The second was New York City’s New School for Social Research. which eventually  hired 180 scholars from Europe. Founded in 1919 by progressive educators, it was directed by Alvin Johnson, an economist whose international research had made him aware of the Nazi danger. By 1933, he had raised money to fund the University in Exile and subsequently hired an all-refugee faculty to teach in what became the graduate Faculty of Political and Social Science. Other institutions that hired more than a handful of refugees were the newly established Institute for Advanced Study located in Princeton, New Jersey, though it was not affiliated with the university; arts-oriented Black Mountain College in Asheville, North Carolina; and historically black colleges that were in need of faculty. A few established organizations, including The Rockefeller Foundation, the American Friends Service Committee, and the American Association of University Women, also expanded their mandates and stepped in to help fund these professorships.

Leff analyzes and quotes from internal organizational memos. While a few provide a gleam of humanity, the correspondence mostly paints a discouraging picture of the narrow-mindedness and callousness of American university administrators and officials at the U.S. State Department at a time of mounting crisis. In light of immigrant issues today — and, of course, knowing what happened to the scholars who remained in Europe — the gentlemen exchanging letters about overseas scholars sound like Goldilocks dissatisfied with her choices of gruel. Prospective hires from Europe were supposed to be not too young, not too old, not too right-wing, not too left-wing, and not female. Some administrators specifically asked for Aryans or Protestants or men who appeared Nordic. Many colleges and universities referenced a “one-Jew rule” for their departments. Some asked or described without being asked “how Jewish” a candidate looked or sounded or behaved. With all this going on in addition to the usual hiring issues of turf and ego, it’s a wonder they hired as many refugees as they did.

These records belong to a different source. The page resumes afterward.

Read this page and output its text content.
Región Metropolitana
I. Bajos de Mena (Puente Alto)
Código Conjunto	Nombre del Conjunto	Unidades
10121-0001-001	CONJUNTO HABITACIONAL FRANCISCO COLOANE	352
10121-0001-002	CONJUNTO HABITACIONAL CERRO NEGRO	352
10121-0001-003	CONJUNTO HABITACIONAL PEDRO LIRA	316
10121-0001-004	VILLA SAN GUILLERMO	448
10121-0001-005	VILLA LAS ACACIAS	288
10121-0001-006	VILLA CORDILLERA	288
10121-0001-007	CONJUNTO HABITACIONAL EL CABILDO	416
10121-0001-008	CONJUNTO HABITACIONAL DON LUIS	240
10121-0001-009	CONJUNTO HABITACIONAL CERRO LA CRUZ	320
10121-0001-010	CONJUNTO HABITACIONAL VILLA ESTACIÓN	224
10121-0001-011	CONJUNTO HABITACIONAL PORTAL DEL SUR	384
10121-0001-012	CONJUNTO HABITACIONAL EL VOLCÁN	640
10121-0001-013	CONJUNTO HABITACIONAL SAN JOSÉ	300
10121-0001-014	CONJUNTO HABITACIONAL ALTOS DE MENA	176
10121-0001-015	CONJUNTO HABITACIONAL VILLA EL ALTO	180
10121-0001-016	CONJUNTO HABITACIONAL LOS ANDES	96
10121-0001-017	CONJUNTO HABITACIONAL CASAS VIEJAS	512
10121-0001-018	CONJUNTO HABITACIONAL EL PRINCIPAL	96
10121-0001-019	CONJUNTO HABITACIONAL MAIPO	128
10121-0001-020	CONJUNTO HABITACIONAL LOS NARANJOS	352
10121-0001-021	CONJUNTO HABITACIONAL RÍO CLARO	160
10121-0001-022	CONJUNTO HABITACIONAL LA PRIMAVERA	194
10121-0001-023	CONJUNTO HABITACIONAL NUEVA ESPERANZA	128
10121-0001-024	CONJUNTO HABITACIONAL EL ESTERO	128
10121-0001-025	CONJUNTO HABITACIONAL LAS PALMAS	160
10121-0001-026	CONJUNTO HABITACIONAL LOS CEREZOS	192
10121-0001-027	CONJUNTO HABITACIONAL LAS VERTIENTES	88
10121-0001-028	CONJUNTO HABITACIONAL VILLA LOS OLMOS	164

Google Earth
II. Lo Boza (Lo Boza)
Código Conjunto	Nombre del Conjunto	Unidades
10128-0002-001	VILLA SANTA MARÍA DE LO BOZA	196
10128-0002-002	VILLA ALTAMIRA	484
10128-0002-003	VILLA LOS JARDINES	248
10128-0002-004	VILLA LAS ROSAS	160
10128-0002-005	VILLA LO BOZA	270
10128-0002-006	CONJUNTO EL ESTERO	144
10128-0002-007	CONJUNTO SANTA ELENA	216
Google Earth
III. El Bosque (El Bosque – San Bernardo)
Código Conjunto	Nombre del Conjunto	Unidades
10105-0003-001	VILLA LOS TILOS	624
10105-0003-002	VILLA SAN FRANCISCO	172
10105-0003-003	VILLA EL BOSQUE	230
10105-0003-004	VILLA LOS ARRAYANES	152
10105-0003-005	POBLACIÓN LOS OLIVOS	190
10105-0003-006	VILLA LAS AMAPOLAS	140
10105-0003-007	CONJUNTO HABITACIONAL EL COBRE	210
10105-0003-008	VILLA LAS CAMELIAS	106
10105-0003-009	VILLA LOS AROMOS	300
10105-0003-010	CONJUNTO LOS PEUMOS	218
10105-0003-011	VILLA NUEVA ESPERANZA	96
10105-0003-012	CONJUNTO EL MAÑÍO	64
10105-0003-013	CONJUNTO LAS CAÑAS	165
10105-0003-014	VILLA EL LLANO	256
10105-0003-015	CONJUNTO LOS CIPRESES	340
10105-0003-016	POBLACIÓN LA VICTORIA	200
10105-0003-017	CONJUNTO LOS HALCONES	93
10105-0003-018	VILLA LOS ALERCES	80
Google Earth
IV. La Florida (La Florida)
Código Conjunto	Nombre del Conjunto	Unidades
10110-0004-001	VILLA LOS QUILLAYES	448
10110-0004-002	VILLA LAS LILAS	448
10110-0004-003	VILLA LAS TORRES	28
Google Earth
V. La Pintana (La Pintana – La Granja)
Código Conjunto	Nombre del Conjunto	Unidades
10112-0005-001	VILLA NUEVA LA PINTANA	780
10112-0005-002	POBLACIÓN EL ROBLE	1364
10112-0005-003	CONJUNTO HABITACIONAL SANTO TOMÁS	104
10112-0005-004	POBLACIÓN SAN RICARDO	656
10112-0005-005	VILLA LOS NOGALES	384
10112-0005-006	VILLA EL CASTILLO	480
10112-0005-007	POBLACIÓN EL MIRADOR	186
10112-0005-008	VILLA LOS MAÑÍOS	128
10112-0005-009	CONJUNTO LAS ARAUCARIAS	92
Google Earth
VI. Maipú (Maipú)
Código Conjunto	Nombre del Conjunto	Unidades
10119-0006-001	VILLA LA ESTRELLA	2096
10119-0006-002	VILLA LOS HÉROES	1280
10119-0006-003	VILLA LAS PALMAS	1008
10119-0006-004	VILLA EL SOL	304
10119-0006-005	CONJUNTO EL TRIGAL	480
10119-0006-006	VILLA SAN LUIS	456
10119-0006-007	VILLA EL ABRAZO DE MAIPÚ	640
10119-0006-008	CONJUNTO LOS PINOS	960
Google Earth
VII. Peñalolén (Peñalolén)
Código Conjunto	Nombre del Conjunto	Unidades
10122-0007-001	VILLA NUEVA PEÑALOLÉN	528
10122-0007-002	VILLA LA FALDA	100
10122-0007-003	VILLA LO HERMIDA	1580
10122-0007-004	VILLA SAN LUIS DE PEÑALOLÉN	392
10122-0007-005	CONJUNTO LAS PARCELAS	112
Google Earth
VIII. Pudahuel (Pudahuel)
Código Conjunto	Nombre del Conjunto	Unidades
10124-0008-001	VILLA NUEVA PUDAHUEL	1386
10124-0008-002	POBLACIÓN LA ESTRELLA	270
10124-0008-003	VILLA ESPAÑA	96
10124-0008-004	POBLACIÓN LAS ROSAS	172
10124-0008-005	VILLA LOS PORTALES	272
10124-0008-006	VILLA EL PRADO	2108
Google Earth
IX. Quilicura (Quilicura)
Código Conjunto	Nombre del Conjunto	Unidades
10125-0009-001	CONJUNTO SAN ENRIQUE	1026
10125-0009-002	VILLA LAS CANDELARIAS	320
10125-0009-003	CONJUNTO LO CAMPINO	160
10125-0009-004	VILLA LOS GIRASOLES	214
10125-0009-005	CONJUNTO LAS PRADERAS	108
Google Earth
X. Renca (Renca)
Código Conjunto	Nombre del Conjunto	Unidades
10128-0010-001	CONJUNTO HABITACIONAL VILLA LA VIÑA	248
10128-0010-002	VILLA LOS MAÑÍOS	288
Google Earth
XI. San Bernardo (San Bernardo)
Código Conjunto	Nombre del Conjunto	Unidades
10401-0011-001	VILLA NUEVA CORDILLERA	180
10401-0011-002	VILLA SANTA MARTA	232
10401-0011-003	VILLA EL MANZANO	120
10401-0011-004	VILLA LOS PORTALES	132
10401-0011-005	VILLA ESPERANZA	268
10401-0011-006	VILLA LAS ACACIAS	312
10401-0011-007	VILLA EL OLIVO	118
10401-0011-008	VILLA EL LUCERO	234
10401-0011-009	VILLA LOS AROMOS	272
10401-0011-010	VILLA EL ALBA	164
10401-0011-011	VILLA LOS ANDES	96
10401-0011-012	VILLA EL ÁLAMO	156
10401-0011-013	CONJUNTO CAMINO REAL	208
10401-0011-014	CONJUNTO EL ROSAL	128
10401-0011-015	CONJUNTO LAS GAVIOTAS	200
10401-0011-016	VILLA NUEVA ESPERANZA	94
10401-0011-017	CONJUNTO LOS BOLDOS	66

Murrow, of course, was onto this right away, and I wondered how much of his American experience would later inform his war reporting from Europe. Murrow visited many universities personally and found “a general indifference and a smug complacency in the face of what has happened in Germany… a tendency to consider the matter as a Jewish problem and a failure to realize that it represents a threat to academic freedom in this country as well as in Europe. Part of this attitude undoubtedly has its roots in a latent anti-Semitism which in my judgment is increasing very rapidly.”

This is an ambitious study that was probably not easy to document, organize, write, or live with. I salute Leff for addressing this unwritten history with such a devastating book.


Helen Epstein is the author of ten books of non-fiction and editor of the forthcoming Franci’s War (Penguin 2020). She has reviewed for The Arts Fuse since its inception.